3:25pm ET Update: A few hours after Juno’s flyby, the spacecraft started sending data back to Earth. NASA has published the first of these processed photos, which shows a region near the moon’s equator called Annwn Regio. The data in this photo was collected at a distance of 352 km above the moon, the point of closest approach during this flyby.
Plenty of rugged terrain is visible in this image, including dark ridges and troughs across the surface. The oblong pit near the terminator might be a degraded impact crater, NASA says.
Original post: On Thursday morning, NASA’s Juno spacecraft swooped down to within 358 km of the surface of Europa, the large, ice-encrusted Moon that orbits Jupiter.

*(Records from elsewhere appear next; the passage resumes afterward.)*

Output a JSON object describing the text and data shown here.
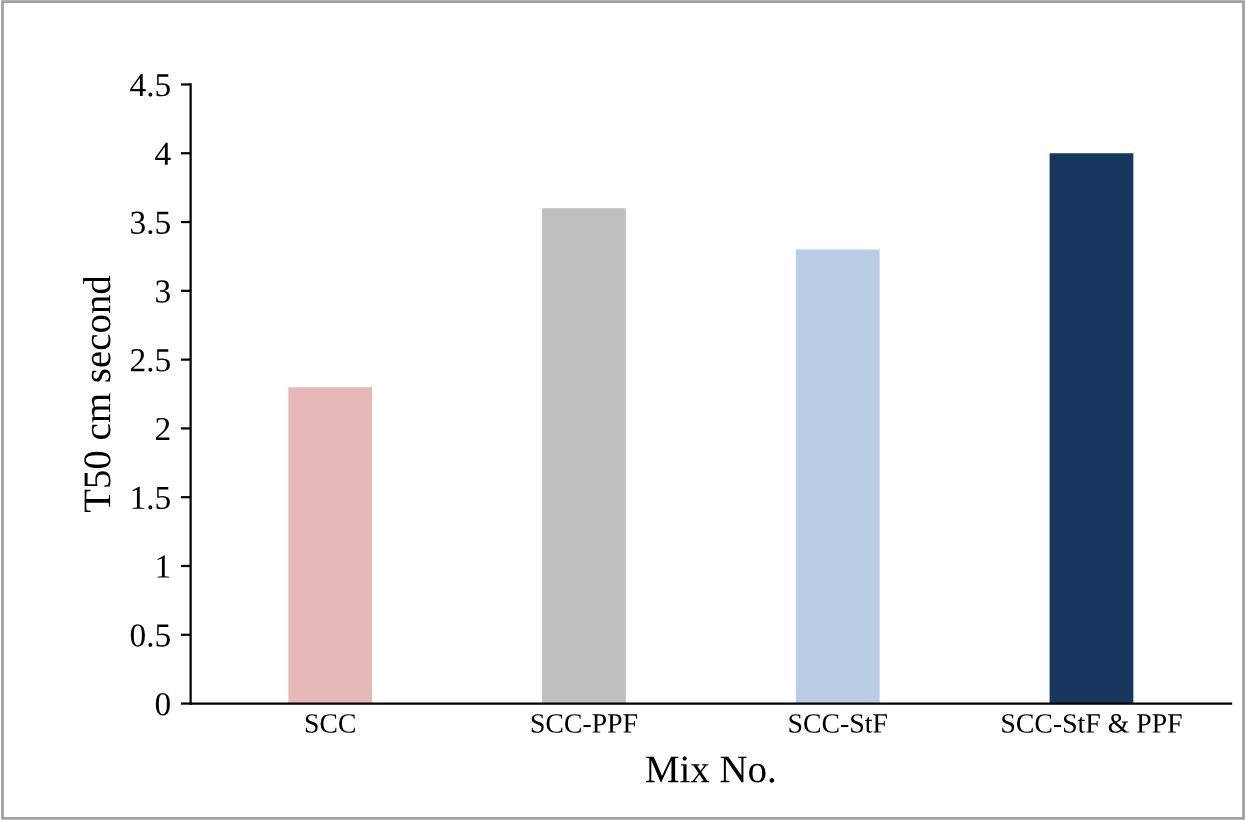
{
  "chart_data": {
    "type": "bar",
    "xlabel": "Mix No.",
    "ylabel": "T50 cm second",
    "categories": [
      "SCC",
      "SCC-PPF",
      "SCC-StF",
      "SCC-StF & PPF"
    ],
    "values": [
      2.3,
      3.6,
      3.3,
      4.0
    ],
    "colors": [
      "#e6b9b8",
      "#bfbfbf",
      "#b9cde5",
      "#17375e"
    ],
    "ylim": [
      0,
      4.5
    ],
    "yticks": [
      0,
      0.5,
      1,
      1.5,
      2,
      2.5,
      3,
      3.5,
      4,
      4.5
    ],
    "grid": false,
    "legend": false
  }
}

This flyby will provide humanity its closest look at Europa since the Galileo mission made several close flybys more than two decades ago. However, the Juno spacecraft will carry a more powerful suite of instruments and a far more capable camera than Galileo. So this should be our best look yet at the intriguing world.

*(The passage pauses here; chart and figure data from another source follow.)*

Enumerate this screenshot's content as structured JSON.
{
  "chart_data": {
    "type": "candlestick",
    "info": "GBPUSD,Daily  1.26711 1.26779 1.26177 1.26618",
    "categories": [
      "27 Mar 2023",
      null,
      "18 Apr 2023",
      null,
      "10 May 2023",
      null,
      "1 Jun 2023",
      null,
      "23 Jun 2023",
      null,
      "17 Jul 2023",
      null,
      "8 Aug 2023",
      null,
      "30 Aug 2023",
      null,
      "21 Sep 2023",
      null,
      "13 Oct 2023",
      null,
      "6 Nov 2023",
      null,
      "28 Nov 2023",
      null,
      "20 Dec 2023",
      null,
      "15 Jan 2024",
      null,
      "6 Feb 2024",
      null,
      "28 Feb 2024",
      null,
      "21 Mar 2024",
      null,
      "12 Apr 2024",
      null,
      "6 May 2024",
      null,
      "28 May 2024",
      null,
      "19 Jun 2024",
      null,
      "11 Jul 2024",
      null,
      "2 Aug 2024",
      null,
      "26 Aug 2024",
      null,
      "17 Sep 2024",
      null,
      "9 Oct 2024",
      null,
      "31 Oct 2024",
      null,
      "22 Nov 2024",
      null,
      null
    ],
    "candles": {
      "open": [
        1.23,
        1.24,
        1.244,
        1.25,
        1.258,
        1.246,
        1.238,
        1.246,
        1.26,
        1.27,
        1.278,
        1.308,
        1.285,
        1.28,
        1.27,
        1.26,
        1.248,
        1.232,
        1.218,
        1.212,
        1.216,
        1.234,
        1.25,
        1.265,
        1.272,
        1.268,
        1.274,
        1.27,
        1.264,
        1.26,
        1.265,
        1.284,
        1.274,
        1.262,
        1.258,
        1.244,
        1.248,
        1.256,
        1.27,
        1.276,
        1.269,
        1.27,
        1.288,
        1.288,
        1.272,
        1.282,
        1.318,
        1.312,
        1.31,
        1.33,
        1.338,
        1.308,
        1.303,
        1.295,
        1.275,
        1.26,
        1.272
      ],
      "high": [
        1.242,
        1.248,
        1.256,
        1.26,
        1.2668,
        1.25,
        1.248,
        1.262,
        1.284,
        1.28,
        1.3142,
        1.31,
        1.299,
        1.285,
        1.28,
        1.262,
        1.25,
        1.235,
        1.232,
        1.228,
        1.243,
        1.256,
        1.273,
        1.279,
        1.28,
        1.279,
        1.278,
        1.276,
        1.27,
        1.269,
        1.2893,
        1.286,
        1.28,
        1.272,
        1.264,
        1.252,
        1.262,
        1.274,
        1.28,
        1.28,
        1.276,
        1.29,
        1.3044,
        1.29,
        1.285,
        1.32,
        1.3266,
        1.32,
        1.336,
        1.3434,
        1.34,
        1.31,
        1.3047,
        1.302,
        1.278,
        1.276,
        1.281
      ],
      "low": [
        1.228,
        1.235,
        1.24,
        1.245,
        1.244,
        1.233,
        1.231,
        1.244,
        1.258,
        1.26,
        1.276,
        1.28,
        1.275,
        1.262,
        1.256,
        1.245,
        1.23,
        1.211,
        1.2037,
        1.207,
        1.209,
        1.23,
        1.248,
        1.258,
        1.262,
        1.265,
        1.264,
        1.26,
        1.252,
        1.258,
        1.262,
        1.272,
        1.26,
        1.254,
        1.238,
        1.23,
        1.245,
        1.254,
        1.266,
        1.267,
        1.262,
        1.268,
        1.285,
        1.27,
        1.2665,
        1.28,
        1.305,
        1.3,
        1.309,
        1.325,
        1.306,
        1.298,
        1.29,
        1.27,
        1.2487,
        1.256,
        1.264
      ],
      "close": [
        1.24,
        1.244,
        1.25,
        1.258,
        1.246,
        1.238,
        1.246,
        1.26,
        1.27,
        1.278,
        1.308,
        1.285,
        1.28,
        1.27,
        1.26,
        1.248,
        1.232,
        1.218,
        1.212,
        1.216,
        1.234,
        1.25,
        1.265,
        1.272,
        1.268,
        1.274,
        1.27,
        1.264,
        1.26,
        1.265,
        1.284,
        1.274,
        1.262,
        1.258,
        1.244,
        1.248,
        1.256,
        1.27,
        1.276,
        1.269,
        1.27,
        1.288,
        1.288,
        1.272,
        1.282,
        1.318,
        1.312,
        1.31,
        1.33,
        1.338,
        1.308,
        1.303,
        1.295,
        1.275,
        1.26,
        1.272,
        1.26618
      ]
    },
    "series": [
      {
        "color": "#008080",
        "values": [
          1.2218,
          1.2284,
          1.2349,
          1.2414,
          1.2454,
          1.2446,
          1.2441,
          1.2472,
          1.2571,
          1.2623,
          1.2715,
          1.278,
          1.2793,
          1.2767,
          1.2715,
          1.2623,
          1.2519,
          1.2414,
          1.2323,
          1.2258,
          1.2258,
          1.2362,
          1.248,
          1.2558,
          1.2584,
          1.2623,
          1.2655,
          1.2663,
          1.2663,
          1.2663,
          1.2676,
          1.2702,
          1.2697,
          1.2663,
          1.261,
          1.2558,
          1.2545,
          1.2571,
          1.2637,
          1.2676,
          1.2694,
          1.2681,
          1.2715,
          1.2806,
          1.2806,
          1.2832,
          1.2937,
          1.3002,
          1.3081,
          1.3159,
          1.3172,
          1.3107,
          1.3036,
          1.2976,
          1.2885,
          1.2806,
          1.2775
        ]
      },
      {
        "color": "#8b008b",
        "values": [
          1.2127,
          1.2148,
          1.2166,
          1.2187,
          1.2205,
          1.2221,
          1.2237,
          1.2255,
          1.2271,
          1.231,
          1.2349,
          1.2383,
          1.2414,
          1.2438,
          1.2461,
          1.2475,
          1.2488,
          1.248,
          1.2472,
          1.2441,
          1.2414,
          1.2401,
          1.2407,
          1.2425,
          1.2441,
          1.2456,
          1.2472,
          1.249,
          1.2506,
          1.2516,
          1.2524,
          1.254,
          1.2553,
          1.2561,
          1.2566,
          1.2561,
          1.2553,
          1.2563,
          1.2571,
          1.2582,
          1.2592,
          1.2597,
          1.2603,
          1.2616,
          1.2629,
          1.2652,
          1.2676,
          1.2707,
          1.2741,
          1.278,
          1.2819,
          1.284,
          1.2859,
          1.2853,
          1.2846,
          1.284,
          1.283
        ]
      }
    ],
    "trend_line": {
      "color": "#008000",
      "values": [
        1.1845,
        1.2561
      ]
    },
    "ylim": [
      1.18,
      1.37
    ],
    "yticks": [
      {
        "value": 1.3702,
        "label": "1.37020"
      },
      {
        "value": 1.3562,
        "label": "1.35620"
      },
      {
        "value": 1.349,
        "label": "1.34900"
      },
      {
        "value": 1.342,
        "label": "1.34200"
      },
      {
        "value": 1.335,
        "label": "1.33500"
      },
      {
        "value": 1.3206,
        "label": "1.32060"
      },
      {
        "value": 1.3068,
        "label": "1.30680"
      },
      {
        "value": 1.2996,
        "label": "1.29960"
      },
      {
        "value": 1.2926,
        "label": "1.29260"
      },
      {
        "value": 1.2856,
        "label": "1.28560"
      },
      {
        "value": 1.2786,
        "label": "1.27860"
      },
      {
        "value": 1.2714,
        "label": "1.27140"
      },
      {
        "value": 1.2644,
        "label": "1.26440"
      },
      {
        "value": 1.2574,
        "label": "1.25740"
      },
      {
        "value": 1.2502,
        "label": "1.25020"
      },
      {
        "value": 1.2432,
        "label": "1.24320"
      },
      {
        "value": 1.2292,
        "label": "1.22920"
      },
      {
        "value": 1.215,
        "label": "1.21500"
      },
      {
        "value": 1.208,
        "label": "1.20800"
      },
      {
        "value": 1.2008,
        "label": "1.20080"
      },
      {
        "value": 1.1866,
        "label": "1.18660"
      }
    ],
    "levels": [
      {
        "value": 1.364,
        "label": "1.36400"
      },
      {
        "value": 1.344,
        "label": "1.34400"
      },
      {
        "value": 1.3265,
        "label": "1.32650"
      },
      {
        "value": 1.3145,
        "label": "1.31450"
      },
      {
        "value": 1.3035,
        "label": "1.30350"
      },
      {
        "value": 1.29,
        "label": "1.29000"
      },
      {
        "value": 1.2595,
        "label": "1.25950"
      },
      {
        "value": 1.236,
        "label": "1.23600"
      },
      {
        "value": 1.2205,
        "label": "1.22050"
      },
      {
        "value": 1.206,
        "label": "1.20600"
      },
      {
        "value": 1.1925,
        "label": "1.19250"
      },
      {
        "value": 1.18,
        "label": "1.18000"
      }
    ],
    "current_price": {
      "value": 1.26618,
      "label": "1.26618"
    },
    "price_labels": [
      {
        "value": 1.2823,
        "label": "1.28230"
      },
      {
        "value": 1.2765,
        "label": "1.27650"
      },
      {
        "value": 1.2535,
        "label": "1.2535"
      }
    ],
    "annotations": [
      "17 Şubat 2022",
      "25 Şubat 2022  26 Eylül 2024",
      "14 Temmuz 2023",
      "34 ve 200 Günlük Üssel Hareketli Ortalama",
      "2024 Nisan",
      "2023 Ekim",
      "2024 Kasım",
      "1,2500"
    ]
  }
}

Launched in 2011, Juno reached Jupiter in 2016 to closely study the composition of the Solar System’s largest planet, as well as its powerful magnetosphere. After it successfully completed its primary mission in 2021, Juno’s mission operators have begun using the probe to assess moons in the Jovian system, including Europa, Ganymede, and Io.
Given Juno’s existing orbit and Jupiter’s massive gravity field, the orbital dynamics of the Europa flyby are challenging, to say the least, and Juno had to make significant modifications to its trajectory.

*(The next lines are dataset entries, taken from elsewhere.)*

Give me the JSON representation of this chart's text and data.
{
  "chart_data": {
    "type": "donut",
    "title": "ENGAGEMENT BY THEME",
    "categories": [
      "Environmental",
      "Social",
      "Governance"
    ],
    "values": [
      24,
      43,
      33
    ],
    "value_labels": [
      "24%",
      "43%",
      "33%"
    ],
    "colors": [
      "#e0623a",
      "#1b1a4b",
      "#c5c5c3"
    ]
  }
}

“The relative velocity between spacecraft and moon will be 23.6 kilometers per second, so we are screaming by pretty fast,” said John Bordi, Juno deputy mission manager at JPL. “All steps have to go like clockwork to successfully acquire our planned data, because soon after the flyby is complete, the spacecraft needs to be reoriented for our upcoming close approach of Jupiter, which happens only seven and a half hours later.”
Scientists have long been curious about Europa, which is covered in ice but believed to have a vast ocean beneath the surface due to the moon’s warm core. There is probably more liquid water in Europa’s global ocean than exists on Earth, planetary scientists think. While the ice sheet is believed to be several kilometers thick, the Hubble Space Telescope has collected data that indicates geysers may be periodically ejected through cracks in this ice. Given the presence of water and heat, this ocean is considered to be a potential reservoir for microbic alien life.
Juno will bring new tools with which to study this ice sheet. For example, the spacecraft’s microwave radiometer will look into Europa’s crust, obtaining data on its icy composition and temperature. This is the first time such data will have been collected to study the moon’s icy shell.
The visual imagery and scientific data will help inform NASA scientists who are completing assembly of the Europa Clipper, a large spacecraft due to launch in 2024 on a Falcon Heavy rocket. This mission will be dedicated to the study of the Moon, arriving in 2030 and performing more than 50 flybys at close range to gather data. Eventually the space agency would like to send a lander but wants to obtain data from the flyby missions first to assess the best location for landing, potentially near a water vapor plume, if they really exist.
Images should start returning from Juno’s flyby of Europa in the next several days. NASA will post them here as they arrive.